Who knows, his thoughts told him as he looked at another letter outlining the occurrences of what was going on in Zebrica aside from the flourishing industrial market that slowly choked their skies and caused the spread of asthma whose writer never thought to link the two together. But whatever that'll be, it’s going to take a long time for it to happen.

“I suppose, “Zephyr agreed with himself as he began to sort them. “But the question on my mind is then, what now? Should I do something about this and get the word out to people? I might not know anyone these days, but maybe if I advocate it in public or talk to people about it they’ll listen. Maybe we can do something about it before it’s too late.”

Or, the other part of him said. We could just mail it to some college or some institution that’ll know better than us. They’ll probably know what to do with this. Maybe they could even give you an award or something if you were the first one to catch it.

“Yeah,” he agreed with a nod to do so at the very least, “yeah they would. The only question then is with that out of way is, what do I do about it personally?”

Both parts of him shrugged at that question. One leaned towards simply carrying on with his life as normal, the other advocated for action, but neither of them had the will to put up a fight with the other. They were just too tired, and too old, and their feelings on the matter came from the one person who could live their lives with utter neutrality and apathy. One that Zephyr knew would overpower him in time if he let it.

So knowing his feelings on the matter, Zephyr produced a small coin that he had in his room before holding it in his hooves.

“Alright,” he told himself as he held it in his hooves. “Heads yes, tails no. I feel like whatever we do here won’t amount to much, but it’ll at least give us something to do and maybe it’ll do someone some good. Hopefully, give whoever is on the receiving end of this mess some hope that we tried to fix things before they went so wrong.”
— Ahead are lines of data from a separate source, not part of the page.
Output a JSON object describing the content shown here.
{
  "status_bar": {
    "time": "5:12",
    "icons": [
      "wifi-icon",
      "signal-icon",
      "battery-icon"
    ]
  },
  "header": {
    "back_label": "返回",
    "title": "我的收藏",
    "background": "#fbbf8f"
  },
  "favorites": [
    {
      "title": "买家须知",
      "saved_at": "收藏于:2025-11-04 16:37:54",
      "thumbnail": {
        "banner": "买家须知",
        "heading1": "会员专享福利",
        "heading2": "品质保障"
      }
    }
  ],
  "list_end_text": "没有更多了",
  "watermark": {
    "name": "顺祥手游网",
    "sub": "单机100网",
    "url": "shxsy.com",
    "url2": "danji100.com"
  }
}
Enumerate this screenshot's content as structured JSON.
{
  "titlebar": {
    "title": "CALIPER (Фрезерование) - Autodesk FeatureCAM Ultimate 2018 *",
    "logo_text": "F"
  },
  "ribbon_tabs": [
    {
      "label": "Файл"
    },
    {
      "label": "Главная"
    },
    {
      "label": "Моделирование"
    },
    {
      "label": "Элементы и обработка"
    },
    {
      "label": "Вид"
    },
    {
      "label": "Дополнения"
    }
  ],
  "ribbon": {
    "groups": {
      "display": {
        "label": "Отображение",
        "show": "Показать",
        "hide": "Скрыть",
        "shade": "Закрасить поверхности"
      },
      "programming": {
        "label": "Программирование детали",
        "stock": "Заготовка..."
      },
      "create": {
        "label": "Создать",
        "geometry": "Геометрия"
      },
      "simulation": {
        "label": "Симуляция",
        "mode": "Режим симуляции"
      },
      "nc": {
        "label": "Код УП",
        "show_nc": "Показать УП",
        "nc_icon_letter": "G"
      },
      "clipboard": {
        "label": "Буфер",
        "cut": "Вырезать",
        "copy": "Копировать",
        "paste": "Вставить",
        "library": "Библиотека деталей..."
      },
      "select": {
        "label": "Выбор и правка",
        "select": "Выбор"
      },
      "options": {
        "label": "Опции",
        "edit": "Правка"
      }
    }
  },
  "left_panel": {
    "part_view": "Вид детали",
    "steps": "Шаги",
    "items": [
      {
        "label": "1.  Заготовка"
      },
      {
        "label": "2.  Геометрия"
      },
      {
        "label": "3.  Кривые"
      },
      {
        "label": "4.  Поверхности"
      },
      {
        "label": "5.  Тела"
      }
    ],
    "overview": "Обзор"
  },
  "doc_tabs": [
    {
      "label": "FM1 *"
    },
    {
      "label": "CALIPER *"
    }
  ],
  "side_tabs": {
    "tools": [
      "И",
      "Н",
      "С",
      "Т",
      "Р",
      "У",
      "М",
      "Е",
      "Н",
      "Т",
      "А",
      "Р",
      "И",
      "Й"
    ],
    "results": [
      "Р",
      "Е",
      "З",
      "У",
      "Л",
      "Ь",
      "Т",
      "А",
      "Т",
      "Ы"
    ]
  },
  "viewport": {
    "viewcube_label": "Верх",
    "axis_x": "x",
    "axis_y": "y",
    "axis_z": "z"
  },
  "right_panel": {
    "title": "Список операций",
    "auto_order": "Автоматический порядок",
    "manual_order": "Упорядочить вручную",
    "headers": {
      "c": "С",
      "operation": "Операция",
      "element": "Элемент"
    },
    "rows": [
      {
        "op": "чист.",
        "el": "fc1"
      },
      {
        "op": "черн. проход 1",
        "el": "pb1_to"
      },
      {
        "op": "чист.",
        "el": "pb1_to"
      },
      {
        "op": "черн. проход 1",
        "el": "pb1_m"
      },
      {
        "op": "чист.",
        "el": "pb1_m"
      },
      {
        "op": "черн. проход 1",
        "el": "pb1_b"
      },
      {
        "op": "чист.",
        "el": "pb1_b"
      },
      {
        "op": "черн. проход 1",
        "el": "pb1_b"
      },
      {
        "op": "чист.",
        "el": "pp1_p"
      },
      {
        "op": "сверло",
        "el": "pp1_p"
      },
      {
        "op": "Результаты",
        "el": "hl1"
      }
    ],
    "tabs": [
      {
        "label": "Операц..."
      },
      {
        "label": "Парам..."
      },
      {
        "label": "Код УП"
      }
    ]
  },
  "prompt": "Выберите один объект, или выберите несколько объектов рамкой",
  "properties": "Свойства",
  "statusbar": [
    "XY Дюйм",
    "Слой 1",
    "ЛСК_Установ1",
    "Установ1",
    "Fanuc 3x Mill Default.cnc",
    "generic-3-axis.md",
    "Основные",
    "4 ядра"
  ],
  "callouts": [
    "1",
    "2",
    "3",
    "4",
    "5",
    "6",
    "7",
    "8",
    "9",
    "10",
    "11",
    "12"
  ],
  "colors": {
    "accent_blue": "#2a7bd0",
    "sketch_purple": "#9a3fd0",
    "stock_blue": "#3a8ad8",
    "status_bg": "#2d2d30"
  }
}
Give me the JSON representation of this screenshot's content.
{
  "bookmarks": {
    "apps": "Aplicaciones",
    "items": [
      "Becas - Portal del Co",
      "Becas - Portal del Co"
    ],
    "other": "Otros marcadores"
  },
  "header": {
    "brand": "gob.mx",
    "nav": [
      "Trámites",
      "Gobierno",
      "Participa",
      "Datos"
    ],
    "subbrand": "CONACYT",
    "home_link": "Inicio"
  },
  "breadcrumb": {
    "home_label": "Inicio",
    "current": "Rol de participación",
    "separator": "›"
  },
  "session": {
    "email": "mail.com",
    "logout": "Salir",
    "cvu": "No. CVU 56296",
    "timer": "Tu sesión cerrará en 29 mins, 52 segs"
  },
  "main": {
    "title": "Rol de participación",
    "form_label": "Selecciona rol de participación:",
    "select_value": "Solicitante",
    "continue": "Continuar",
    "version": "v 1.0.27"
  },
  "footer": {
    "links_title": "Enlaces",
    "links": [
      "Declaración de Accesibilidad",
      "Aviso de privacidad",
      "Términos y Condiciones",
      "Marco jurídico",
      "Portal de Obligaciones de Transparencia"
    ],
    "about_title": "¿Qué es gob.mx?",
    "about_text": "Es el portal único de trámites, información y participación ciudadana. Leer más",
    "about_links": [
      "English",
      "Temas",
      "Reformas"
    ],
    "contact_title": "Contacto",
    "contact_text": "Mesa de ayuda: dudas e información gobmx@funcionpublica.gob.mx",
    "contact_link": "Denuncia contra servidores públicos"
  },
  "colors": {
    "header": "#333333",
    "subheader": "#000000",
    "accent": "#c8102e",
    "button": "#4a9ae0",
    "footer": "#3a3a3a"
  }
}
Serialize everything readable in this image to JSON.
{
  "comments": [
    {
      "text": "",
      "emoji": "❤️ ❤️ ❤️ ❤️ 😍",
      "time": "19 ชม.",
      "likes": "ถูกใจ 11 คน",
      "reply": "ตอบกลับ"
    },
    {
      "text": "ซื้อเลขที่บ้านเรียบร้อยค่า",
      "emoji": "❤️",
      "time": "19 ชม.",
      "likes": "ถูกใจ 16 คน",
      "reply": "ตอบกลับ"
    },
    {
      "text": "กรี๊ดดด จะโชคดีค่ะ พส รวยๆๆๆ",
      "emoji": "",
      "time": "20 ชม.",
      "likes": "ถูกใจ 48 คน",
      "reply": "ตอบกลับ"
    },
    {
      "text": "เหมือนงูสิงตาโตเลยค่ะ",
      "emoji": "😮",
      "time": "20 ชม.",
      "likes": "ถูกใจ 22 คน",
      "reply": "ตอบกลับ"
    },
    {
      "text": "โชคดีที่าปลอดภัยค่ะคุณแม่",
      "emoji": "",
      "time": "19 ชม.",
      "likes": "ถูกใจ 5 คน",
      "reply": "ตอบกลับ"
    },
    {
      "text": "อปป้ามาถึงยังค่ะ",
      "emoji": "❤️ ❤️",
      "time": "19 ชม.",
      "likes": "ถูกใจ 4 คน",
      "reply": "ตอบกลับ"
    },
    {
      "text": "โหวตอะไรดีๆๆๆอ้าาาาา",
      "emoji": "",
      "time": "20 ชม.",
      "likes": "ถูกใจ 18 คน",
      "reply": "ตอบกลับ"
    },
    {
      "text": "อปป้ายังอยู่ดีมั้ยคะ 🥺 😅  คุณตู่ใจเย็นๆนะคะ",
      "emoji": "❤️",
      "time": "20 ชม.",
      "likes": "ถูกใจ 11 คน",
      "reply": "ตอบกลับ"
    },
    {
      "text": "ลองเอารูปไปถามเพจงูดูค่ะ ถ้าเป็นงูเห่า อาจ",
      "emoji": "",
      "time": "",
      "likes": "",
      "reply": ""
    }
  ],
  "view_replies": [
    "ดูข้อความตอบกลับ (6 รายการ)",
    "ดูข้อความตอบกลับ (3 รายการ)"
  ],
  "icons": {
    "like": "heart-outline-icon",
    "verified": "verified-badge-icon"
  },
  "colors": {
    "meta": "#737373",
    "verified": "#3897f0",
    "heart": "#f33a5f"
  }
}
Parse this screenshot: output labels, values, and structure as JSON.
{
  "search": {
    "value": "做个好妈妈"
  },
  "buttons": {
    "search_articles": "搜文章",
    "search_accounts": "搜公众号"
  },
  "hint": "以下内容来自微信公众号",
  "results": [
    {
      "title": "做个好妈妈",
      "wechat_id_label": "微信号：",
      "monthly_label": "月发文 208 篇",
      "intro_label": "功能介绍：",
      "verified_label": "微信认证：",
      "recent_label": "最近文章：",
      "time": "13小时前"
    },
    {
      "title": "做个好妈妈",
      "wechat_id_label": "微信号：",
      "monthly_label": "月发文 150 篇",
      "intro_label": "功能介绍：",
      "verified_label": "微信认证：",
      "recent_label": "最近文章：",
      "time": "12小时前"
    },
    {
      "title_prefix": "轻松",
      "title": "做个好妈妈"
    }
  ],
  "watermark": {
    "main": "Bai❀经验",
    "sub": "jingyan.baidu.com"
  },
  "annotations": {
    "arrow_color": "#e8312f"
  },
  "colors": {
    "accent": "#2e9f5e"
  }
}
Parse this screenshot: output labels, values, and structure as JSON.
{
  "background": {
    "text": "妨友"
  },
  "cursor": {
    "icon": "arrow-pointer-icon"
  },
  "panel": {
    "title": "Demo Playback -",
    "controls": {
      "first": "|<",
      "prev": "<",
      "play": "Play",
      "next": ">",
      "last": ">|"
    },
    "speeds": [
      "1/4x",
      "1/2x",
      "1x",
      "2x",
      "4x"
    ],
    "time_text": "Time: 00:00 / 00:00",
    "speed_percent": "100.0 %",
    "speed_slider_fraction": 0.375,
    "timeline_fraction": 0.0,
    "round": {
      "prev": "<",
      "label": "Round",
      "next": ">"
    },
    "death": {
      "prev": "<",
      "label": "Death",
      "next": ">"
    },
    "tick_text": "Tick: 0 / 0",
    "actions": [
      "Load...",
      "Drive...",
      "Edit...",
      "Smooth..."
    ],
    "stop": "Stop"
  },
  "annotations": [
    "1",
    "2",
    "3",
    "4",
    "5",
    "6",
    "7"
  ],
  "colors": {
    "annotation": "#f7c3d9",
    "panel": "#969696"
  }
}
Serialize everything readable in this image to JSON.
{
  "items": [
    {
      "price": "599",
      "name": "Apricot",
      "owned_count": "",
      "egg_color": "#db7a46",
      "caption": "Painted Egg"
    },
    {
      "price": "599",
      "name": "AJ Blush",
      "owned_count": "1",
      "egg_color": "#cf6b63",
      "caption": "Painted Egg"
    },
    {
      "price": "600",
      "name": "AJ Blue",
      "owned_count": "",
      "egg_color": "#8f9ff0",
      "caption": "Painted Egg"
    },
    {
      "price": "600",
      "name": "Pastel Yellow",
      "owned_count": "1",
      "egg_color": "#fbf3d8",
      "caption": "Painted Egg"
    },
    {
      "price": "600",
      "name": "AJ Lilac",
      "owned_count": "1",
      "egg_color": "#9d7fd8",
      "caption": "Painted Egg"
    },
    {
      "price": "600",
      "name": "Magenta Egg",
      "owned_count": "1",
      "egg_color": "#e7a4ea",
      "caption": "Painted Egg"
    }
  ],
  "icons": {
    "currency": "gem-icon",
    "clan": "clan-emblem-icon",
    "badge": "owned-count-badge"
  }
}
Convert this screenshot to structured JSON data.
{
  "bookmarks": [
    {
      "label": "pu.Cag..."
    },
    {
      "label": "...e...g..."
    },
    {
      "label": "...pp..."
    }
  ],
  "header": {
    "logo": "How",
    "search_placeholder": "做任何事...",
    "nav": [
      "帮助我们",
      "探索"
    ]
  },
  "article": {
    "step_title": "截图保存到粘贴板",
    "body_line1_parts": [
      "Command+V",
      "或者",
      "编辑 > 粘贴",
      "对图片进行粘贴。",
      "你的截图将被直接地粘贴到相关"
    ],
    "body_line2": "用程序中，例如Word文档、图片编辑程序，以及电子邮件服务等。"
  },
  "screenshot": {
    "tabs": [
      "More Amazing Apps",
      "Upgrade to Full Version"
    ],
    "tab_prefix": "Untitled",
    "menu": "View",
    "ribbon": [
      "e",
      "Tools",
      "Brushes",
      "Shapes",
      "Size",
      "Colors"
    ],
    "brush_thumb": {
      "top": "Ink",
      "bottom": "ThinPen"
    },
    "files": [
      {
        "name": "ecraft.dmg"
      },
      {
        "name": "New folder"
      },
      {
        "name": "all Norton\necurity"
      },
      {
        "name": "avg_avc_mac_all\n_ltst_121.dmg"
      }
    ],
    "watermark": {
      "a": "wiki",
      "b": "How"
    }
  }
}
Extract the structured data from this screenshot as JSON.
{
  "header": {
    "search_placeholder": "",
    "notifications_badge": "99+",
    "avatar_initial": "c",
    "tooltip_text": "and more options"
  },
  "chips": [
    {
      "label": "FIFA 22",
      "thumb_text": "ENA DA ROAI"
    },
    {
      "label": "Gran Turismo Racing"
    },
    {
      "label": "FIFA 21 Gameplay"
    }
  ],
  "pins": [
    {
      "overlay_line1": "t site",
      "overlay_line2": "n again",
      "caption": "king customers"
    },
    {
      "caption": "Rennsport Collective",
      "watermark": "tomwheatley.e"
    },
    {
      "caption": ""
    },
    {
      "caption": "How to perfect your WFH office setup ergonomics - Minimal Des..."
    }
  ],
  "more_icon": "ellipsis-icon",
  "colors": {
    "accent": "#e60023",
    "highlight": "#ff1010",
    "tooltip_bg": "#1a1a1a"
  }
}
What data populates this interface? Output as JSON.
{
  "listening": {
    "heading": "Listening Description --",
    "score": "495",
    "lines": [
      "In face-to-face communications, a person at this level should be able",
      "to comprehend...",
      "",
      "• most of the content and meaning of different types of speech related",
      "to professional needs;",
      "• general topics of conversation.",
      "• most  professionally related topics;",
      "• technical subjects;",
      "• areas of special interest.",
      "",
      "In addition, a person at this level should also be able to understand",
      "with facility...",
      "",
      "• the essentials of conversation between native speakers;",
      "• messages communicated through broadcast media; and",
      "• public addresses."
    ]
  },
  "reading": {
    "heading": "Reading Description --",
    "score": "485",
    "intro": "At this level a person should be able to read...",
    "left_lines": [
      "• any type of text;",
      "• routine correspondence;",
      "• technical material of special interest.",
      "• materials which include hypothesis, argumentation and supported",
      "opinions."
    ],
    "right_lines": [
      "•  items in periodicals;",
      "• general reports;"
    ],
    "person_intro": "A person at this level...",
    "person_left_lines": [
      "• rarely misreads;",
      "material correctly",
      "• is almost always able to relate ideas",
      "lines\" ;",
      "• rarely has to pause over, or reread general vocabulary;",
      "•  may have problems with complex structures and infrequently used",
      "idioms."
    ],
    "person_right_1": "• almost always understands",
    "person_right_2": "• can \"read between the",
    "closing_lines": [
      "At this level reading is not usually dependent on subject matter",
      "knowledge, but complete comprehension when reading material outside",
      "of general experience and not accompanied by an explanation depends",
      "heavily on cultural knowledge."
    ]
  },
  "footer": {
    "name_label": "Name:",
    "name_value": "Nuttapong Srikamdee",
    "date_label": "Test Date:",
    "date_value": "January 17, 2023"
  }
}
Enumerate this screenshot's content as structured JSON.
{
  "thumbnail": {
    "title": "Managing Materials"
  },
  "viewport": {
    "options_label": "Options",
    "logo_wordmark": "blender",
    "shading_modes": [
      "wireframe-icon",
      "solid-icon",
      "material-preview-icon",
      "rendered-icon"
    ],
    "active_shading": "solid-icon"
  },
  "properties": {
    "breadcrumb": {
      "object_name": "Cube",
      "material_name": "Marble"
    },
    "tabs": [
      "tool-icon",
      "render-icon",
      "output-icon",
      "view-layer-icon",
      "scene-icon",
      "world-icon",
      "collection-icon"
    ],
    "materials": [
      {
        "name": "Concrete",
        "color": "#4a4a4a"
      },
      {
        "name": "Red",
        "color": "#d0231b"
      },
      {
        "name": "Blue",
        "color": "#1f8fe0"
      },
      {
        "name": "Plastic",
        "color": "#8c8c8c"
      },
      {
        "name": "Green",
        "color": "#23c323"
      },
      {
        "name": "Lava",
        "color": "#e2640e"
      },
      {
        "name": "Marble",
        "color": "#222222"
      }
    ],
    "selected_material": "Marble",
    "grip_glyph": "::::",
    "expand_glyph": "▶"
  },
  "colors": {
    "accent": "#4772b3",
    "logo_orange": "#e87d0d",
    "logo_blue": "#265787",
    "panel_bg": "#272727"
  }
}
Right, the other part of him thought, and even if we don’t do anything. At least we can say that someone will know about this in the end, someone that isn’t just us. Someone who hopefully cares.

“Yeah,” he said as he held the coin in his hooves as he judged its weight, “hopefully.”

With a flick of his flick of his hooves, Zephyr sent the coin flying through the air. The golden bit came to a perfect arc as it flew flipping once, twice, thrice, seven, nine, ten, twelve, and more as it did so. Eventually landing on his desk on a letter that had a picture of a giant hole that he couldn't make any sense out of.

So ignoring the letter and focusing on the coin Zephyr peaked at it curiously and noted its result. Eventually nodding to himself so that he could gather some resolution and drive, and did what it told him to do, even if it didn’t seem like the best decision in the world.

“Hopefully, this at least mean something in the end,” he told himself as he got to work, hopefully.